I am leaving on Thursday for a weekend to remember- My younger brother Jared, our friend Katy and me are going to a concert in Indio all weekend. Katy and I are going to the Friday show, but Jared and his friends are staying for Saturday and Sunday. I'm mostly going to see my favorite band, Nickel Creek. How I wish my brother Gideon wasn't on a mission so he could go with us!! I am so excited. Music is medicine for me. When I like an artist and I go to their concert, I cry. I will have waited so long to hear them in person, and I will just stand there are blubber away while they sing. Their music moves me so much, I can't help myself. I imagine this will happen again this weekend.
I have left Gracie only one night of her entire four-year life. Our anniversary two years ago. I have never spent a night away from Ruby. I am so nervous to find out what that feels like. I know I will feel an empty feeling and just the mere distance between me and my girls is going to be rough. I know this sounds idiotic... but I just have to be with them, all the time. Don't misinterpret, I have to have my breaks, girl's nights, half a day off, but a weekend is going to be too long. I know I need it and that's why I bought my ticket so long ago. I think I need my kids way more than they need me. They'll be fine without me, hanging out with their dad and my sister, and I will be in California worrying my little heart out.
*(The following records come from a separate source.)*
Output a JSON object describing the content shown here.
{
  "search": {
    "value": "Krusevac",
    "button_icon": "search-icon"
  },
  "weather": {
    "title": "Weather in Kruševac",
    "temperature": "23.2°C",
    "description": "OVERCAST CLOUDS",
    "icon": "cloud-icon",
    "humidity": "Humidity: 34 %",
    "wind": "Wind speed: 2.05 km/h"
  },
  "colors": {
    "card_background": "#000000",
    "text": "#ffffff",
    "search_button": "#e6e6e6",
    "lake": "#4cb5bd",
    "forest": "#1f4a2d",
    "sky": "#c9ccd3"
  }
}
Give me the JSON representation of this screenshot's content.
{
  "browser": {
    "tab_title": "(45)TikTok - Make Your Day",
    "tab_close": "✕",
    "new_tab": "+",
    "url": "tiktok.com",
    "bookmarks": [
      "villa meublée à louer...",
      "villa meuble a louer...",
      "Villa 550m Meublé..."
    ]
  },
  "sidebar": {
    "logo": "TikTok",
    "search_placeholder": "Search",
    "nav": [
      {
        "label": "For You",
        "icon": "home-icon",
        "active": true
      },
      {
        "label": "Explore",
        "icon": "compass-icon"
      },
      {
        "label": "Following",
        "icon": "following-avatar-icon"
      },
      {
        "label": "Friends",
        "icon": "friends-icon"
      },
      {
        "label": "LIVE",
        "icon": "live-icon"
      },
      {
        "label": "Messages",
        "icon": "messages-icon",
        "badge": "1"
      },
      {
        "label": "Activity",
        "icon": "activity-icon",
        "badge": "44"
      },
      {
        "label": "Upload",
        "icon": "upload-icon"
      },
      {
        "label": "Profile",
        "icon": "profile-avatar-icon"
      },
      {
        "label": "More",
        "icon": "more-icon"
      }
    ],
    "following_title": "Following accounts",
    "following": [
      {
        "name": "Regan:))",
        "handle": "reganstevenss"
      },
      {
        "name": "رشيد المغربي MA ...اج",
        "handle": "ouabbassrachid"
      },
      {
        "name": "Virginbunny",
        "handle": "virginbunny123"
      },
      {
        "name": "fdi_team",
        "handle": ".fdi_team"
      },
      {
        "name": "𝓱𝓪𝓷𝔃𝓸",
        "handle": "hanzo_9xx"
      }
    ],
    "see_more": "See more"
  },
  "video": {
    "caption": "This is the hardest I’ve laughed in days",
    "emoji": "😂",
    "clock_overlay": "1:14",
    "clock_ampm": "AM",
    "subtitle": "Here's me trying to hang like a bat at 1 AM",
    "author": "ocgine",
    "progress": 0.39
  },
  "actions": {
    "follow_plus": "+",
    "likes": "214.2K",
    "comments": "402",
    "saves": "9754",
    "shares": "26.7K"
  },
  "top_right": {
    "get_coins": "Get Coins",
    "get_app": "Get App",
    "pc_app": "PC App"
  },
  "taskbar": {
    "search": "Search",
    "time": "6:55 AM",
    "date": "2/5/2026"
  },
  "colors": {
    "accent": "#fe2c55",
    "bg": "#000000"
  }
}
That aside, we are going to the beach all day Saturday and I plan to drink the ocean air. All day. Even when there is sand in my eyes, nose and ears and when all I can taste is salt. I'm staying til the sun goes down. All the way down. Then we'll drive back to my cousin's house in Murrietta, and drive home on Sunday.
What a sweet reunion it will be to see my lovely little babies again. It's ridiculous that I am going to have the most fun weekend ever, and all I can think about is coming home again. I am a very independent person, I promise...
Looking forward to a sunny weekend- have a great one!